While the Russian forces have reportedly struggled with supply problems, having wrongly believed they would capture Kyiv in days, Ukrainians have rallied to provide for their own.
“My mom, she’s at home and she’s making pierogies for the soldiers. My sister, she’s doing a net to cover the army equipment,” said Roman Yosyfiv, a Ukrainian-Canadian living in Lviv.
A Calgarian, Yosyfiv was preparing to return to Canada after a year in the country where he was born when the war started and he decided to extend his stay and see what he could do to help.

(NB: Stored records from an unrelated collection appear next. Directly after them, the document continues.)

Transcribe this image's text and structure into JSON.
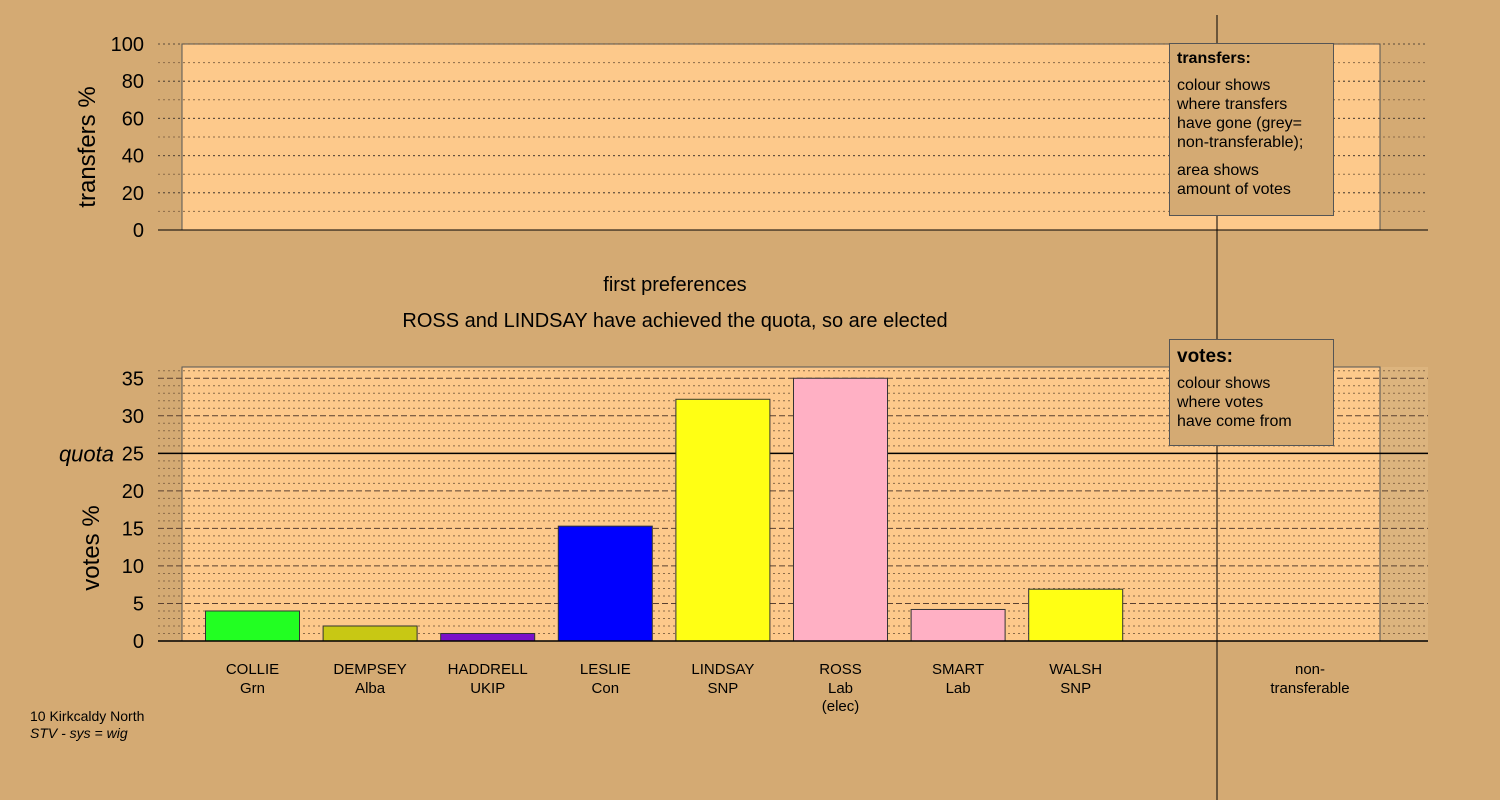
{
  "chart_data": [
    {
      "type": "area",
      "ylabel": "transfers %",
      "ylim": [
        0,
        100
      ],
      "yticks": [
        0,
        20,
        40,
        60,
        80,
        100
      ],
      "series": []
    },
    {
      "type": "bar",
      "title": "first preferences",
      "subtitle": "ROSS and LINDSAY have achieved the quota, so are elected",
      "ylabel": "votes %",
      "ylim": [
        0,
        36.5
      ],
      "yticks": [
        0,
        5,
        10,
        15,
        20,
        25,
        30,
        35
      ],
      "quota": 25,
      "quota_label": "quota",
      "categories": [
        {
          "name": "COLLIE",
          "party": "Grn",
          "note": "",
          "value": 4.0,
          "color": "#22ff22"
        },
        {
          "name": "DEMPSEY",
          "party": "Alba",
          "note": "",
          "value": 2.0,
          "color": "#c8c814"
        },
        {
          "name": "HADDRELL",
          "party": "UKIP",
          "note": "",
          "value": 1.0,
          "color": "#7a10c8"
        },
        {
          "name": "LESLIE",
          "party": "Con",
          "note": "",
          "value": 15.3,
          "color": "#0000ff"
        },
        {
          "name": "LINDSAY",
          "party": "SNP",
          "note": "",
          "value": 32.2,
          "color": "#ffff14"
        },
        {
          "name": "ROSS",
          "party": "Lab",
          "note": "(elec)",
          "value": 35.0,
          "color": "#ffb0c4"
        },
        {
          "name": "SMART",
          "party": "Lab",
          "note": "",
          "value": 4.2,
          "color": "#ffb0c4"
        },
        {
          "name": "WALSH",
          "party": "SNP",
          "note": "",
          "value": 6.9,
          "color": "#ffff14"
        }
      ],
      "nontransferable_label": [
        "non-",
        "transferable"
      ]
    }
  ],
  "legend_transfers": {
    "title": "transfers:",
    "lines1": [
      "colour shows",
      "where transfers",
      "have gone (grey=",
      "non-transferable);"
    ],
    "lines2": [
      "area shows",
      "amount of votes"
    ]
  },
  "legend_votes": {
    "title": "votes:",
    "lines": [
      "colour shows",
      "where votes",
      "have come from"
    ]
  },
  "footer": {
    "constituency": "10 Kirkcaldy North",
    "system": "STV - sys = wig"
  },
  "colors": {
    "page_bg": "#d4aa73",
    "plot_bg": "#fdc98b",
    "nontransferable_bg": "#dcb47e"
  }
}
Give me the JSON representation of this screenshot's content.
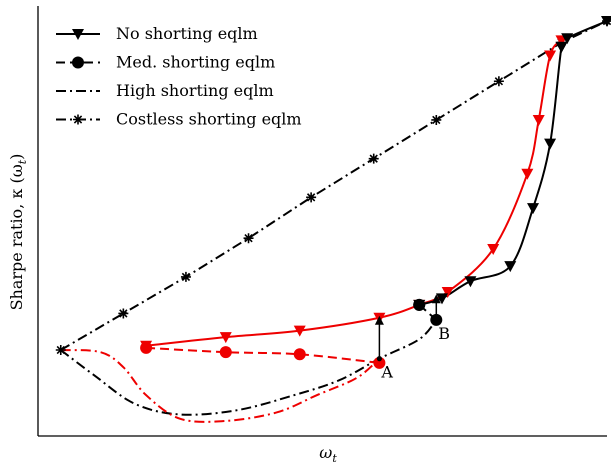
{
  "chart_data": {
    "type": "line",
    "xlabel": "ω",
    "xlabel_sub": "t",
    "ylabel": "Sharpe ratio, κ (ω",
    "ylabel_sub": "t",
    "ylabel_close": ")",
    "legend_position": "top-left",
    "grid": false,
    "legend": [
      {
        "name": "No shorting eqlm",
        "style": "solid",
        "marker": "triangle-down"
      },
      {
        "name": "Med. shorting eqlm",
        "style": "dashed",
        "marker": "circle"
      },
      {
        "name": "High shorting eqlm",
        "style": "dashdot",
        "marker": "none"
      },
      {
        "name": "Costless shorting eqlm",
        "style": "dashdot",
        "marker": "star"
      }
    ],
    "xlim": [
      0,
      100
    ],
    "ylim": [
      0,
      100
    ],
    "colors": {
      "black": "#000000",
      "red": "#ee0000"
    },
    "series": [
      {
        "id": "costless",
        "color": "#000000",
        "style": "dashdot",
        "marker": "star",
        "x": [
          4,
          15,
          26,
          37,
          48,
          59,
          70,
          81,
          92,
          100
        ],
        "y": [
          20,
          28.5,
          37,
          46,
          55.5,
          64.5,
          73.5,
          82.5,
          91.5,
          96.5
        ]
      },
      {
        "id": "black-high",
        "color": "#000000",
        "style": "dashdot",
        "marker": "none",
        "x": [
          4,
          10,
          17,
          25,
          35,
          45,
          53,
          60,
          67,
          70
        ],
        "y": [
          20,
          14,
          7.5,
          5,
          6,
          9.5,
          13,
          18,
          22.5,
          27
        ]
      },
      {
        "id": "red-high",
        "color": "#ee0000",
        "style": "dashdot",
        "marker": "none",
        "x": [
          4,
          11,
          15,
          19,
          25,
          33,
          42,
          49,
          56,
          60
        ],
        "y": [
          20,
          19.5,
          16,
          9.5,
          4,
          3.5,
          5.5,
          9.5,
          13.5,
          18
        ]
      },
      {
        "id": "red-med",
        "color": "#ee0000",
        "style": "dashed",
        "marker": "circle",
        "x": [
          19,
          33,
          46,
          60
        ],
        "y": [
          20.5,
          19.5,
          19,
          17
        ]
      },
      {
        "id": "red-none",
        "color": "#ee0000",
        "style": "solid",
        "marker": "triangle-down",
        "x": [
          19,
          33,
          46,
          60,
          67,
          72,
          80,
          86,
          88,
          90,
          92
        ],
        "y": [
          21,
          23,
          24.5,
          27.5,
          30.5,
          33.5,
          43.5,
          61,
          73.5,
          88.5,
          92
        ]
      },
      {
        "id": "black-none",
        "color": "#000000",
        "style": "solid",
        "marker": "triangle-down",
        "x": [
          67,
          71,
          76,
          83,
          87,
          90,
          92,
          93,
          100
        ],
        "y": [
          30.5,
          32,
          36,
          39.5,
          53,
          68,
          90.5,
          92.5,
          96.5
        ]
      },
      {
        "id": "black-med-dash",
        "color": "#000000",
        "style": "dashed",
        "marker": "circle",
        "x": [
          67,
          70
        ],
        "y": [
          30.5,
          27
        ]
      }
    ],
    "special_markers": [
      {
        "x": 92,
        "y": 90.5,
        "color": "#000000",
        "marker": "triangle-down"
      },
      {
        "x": 67,
        "y": 30.5,
        "color": "#000000",
        "marker": "circle"
      }
    ],
    "annotations": [
      {
        "text": "A",
        "x": 60,
        "y": 18,
        "arrow_to_y": 28
      },
      {
        "text": "B",
        "x": 70,
        "y": 27,
        "arrow_to_y": 33
      }
    ]
  }
}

On Facebook, he posted a message asking for donations. He said he would take any money he collected to a pharmacy and buy medical supplies for those suffering as a result of the Russian invasion.
When friends and co-workers in Alberta stepped up, he began compiling shopping lists for hospitals, some of which posted their needs on social media. He ordered the medicines from local pharmacies.
He and some friends then put the boxes onto trains or into vehicles heading to cities in the east. Someone meets the deliveries on the other end, he said. To date, he has raised almost $25,000.
“If I’m here, why not, why not to help?” he said.
After picking up a load of medicines at a Lviv pharmacy, and loading them into a vehicle for delivery to Kharkiv, he paused to reflect on the shipment.
“Look at those boxes, you know.,” he said. “Tomorrow it’s going to be in a hospital and somebody’s going to use it.”
He said the spirit of Ukrainians was formidable, and he was confident better days were ahead.
“If the people keep that spirit they have right now, they’re going to rebuild this country, with the support of course from the West. And I guarantee this country’s going to be different,” he said.
“Because those guys, they fight for freedom on their land. They didn’t go to Russia to fight there. They protect their land. And they don’t have anywhere else to go.”
Two hours northeast of Lviv, Lutsk is a small city on the Styr River with an auto plant built by the Soviets and a 14th-century castle that has withstood waves of attacks.
Ilona Barbulov, a volunteer at the centre supporting the war effort, said she heard the air raid sirens at 5:45 a.m. on Friday, and then she heard planes and three explosions that turned the sky red and rattled her windows.
“The question is why?”
One of the dead was only 27, which felt starkly close to her own age, 29.
“Can you imagine, people that young,” said Barbulov, a physical education teacher and gymnastics coach.
But at the centre, there were things that buoyed her, like seeing elderly women arriving each day to drop off food they had prepared for the soldiers, lest they go hungry defending Ukraine.
“And that’s more than heartbreaking,” she said.